Rick Bolus High Potential Blue Chip Basketball Camp
- Type: Private
- Industry: Camp, Sports Camp
- Founded: 1980
- Headquarters: Shepherdsville, Kentucky
- Key people: Rick Bolus, Founder of High Potential Blue Chip, Scout
- Website: http://www.basketball-camp.net

= Rick Bolus High Potential "Blue-Chip" Basketball Camp =

Rick Bolus High Potential "Blue-Chip" Basketball Camp is a youth basketball camp organization that holds camps annually during the summer months. The camp was created by basketball scout Rick Bolus who is based out of Kentucky.

==History==

The "Blue-Chip" Basketball Camp began in 1980 for the purpose of providing exposure and evaluation for middle and high school level basketball players during the summer offseason. Bolus has served as a basketball scout since 1973 when he started the High Potential recruiting service.

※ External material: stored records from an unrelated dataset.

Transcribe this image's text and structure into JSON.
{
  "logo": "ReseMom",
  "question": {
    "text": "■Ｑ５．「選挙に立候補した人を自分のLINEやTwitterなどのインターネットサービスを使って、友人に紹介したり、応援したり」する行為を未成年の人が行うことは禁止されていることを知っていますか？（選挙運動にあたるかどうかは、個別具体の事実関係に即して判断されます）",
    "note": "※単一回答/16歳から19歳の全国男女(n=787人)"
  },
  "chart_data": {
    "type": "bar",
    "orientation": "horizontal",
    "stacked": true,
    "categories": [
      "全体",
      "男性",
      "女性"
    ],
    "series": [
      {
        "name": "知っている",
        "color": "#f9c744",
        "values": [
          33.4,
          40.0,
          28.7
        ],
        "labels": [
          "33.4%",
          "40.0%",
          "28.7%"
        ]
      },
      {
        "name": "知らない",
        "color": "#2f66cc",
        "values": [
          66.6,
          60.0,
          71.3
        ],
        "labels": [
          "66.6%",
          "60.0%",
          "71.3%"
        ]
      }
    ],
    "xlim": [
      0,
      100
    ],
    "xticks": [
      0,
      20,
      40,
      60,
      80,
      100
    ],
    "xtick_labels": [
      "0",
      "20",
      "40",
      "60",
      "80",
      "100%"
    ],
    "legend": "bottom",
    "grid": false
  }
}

The camp was created particularly to help provide awareness for talented "sleepers" that could otherwise go unnoticed by college recruiters and coaches. "Blue-Chip" camps have been held primarily at colleges and universities in the state of Kentucky which include Northern Kentucky University, Bellarmine University, Campbellsville University, and Georgetown College.

"Blue-Chip" camps have been featured in USA Today and the Louisville Courier-Journal.